Searching for a hero
There was always hope in my childhood stories. Arthur and his knights would ride out from their resting place in Cadbury Hill, Merlin would again walk our hills to stand against the power of evil, Excalibur would rise from the water to protect our people.
I love the closing words from T.H. White’s Once and Future King,
The old King felt refreshed, clear-headed, almost ready to begin again.
There would be a day– there must be a day– when he would come back to Gramarye with a new Round Table which had no corners, just as the world had none– a table without boundaries between the nations who would sit to feast there. The hope of making it would lie in culture. If people could be persuaded to read and write, not just to eat and make love, there was still a chance that they might come to reason.
But it was too late for another effort then. For that time it was his destiny to die, or, as some say, to be carried off to Avilion, where he could wait for better days.

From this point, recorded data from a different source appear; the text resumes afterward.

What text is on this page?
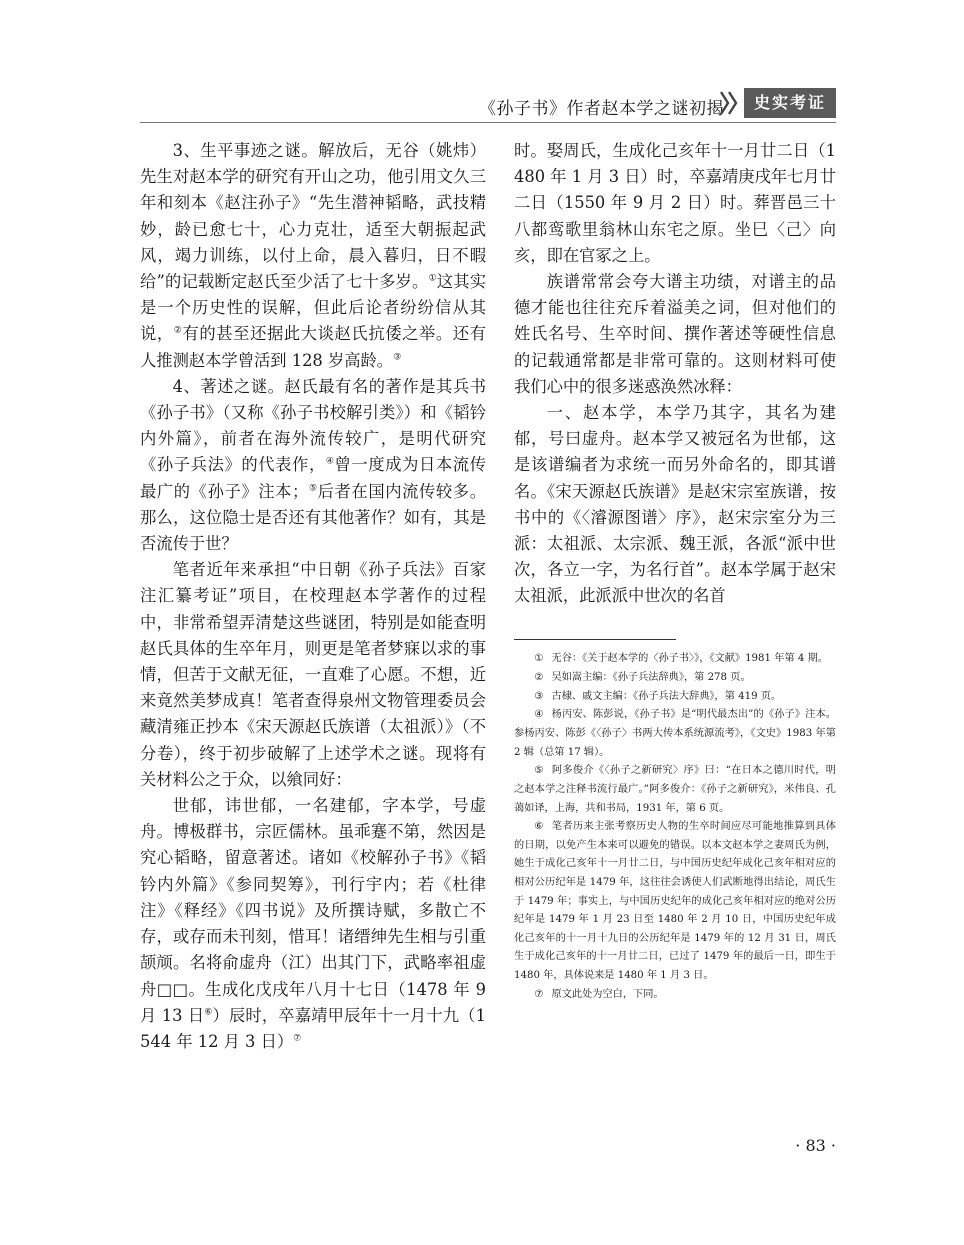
《孙子书》作者赵本学之谜初揭	史实考证

3、生平事迹之谜。解放后，无谷（姚炜）先生对赵本学的研究有开山之功，他引用文久三年和刻本《赵注孙子》“先生潜神韬略，武技精妙，龄已愈七十，心力克壮，适至大朝振起武风，竭力训练，以付上命，晨入暮归，日不暇给”的记载断定赵氏至少活了七十多岁。①这其实是一个历史性的误解，但此后论者纷纷信从其说，②有的甚至还据此大谈赵氏抗倭之举。还有人推测赵本学曾活到 128 岁高龄。③

4、著述之谜。赵氏最有名的著作是其兵书《孙子书》（又称《孙子书校解引类》）和《韬钤内外篇》，前者在海外流传较广，是明代研究《孙子兵法》的代表作，④曾一度成为日本流传最广的《孙子》注本；⑤后者在国内流传较多。那么，这位隐士是否还有其他著作？如有，其是否流传于世？

笔者近年来承担“中日朝《孙子兵法》百家注汇纂考证”项目，在校理赵本学著作的过程中，非常希望弄清楚这些谜团，特别是如能查明赵氏具体的生卒年月，则更是笔者梦寐以求的事情，但苦于文献无征，一直难了心愿。不想，近来竟然美梦成真！笔者查得泉州文物管理委员会藏清雍正抄本《宋天源赵氏族谱（太祖派）》（不分卷），终于初步破解了上述学术之谜。现将有关材料公之于众，以飨同好：

世郁，讳世郁，一名建郁，字本学，号虚舟。博极群书，宗匠儒林。虽乖蹇不第，然因是究心韬略，留意著述。诸如《校解孙子书》《韬钤内外篇》《参同契筹》，刊行宇内；若《杜律注》《释经》《四书说》及所撰诗赋，多散亡不存，或存而未刊刻，惜耳！诸缙绅先生相与引重颉颃。名将俞虚舟（江）出其门下，武略率祖虚舟□□。生成化戊戌年八月十七日（1478 年 9 月 13 日⑥）辰时，卒嘉靖甲辰年十一月十九（1544 年 12 月 3 日）⑦

时。娶周氏，生成化己亥年十一月廿二日（1480 年 1 月 3 日）时，卒嘉靖庚戌年七月廿二日（1550 年 9 月 2 日）时。葬晋邑三十八都鸾歌里翁林山东宅之原。坐巳〈己〉向亥，即在官冢之上。

族谱常常会夸大谱主功绩，对谱主的品德才能也往往充斥着溢美之词，但对他们的姓氏名号、生卒时间、撰作著述等硬性信息的记载通常都是非常可靠的。这则材料可使我们心中的很多迷惑涣然冰释：

一、赵本学，本学乃其字，其名为建郁，号曰虚舟。赵本学又被冠名为世郁，这是该谱编者为求统一而另外命名的，即其谱名。《宋天源赵氏族谱》是赵宋宗室族谱，按书中的《〈濬源图谱〉序》，赵宋宗室分为三派：太祖派、太宗派、魏王派，各派“派中世次，各立一字，为名行首”。赵本学属于赵宋太祖派，此派派中世次的名首

① 无谷：《关于赵本学的〈孙子书〉》，《文献》1981 年第 4 期。

② 吴如嵩主编：《孙子兵法辞典》，第 278 页。

③ 古棣、戚文主编：《孙子兵法大辞典》，第 419 页。

④ 杨丙安、陈彭说，《孙子书》是“明代最杰出”的《孙子》注本。参杨丙安、陈彭《〈孙子〉书两大传本系统源流考》，《文史》1983 年第 2 辑（总第 17 辑）。

⑤ 阿多俊介《〈孙子之新研究〉序》曰：“在日本之德川时代，明之赵本学之注释书流行最广。”阿多俊介：《孙子之新研究》，米伟良、孔蔼如译，上海，共和书局，1931 年，第 6 页。

⑥ 笔者历来主张考察历史人物的生卒时间应尽可能地推算到具体的日期，以免产生本来可以避免的错误。以本文赵本学之妻周氏为例，她生于成化己亥年十一月廿二日，与中国历史纪年成化己亥年相对应的相对公历纪年是 1479 年，这往往会诱使人们武断地得出结论，周氏生于 1479 年；事实上，与中国历史纪年的成化己亥年相对应的绝对公历纪年是 1479 年 1 月 23 日至 1480 年 2 月 10 日，中国历史纪年成化己亥年的十一月十九日的公历纪年是 1479 年的 12 月 31 日，周氏生于成化己亥年的十一月廿二日，已过了 1479 年的最后一日，即生于 1480 年，具体说来是 1480 年 1 月 3 日。

⑦ 原文此处为空白，下同。

· 83 ·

For that time it was Lancelot’s fate and Guenever’s to take the tonsure and the veil, while Mordred must be slain. The fate of this man or that man was less than a drop, although it was a sparkling one, in the great blue motion of the sunlit sea.
The cannons of his adversary were thundering in the tattered morning when the Majesty of England drew himself up to meet the future with a peaceful heart.
EXPLICIT LIBER REGIS QUONDAM REGISQUE FUTURI
THE BEGINNING
Heroes are as rare as visions these days.
Ian, I have not lurked for some time. I like the new look and plan to come back more often.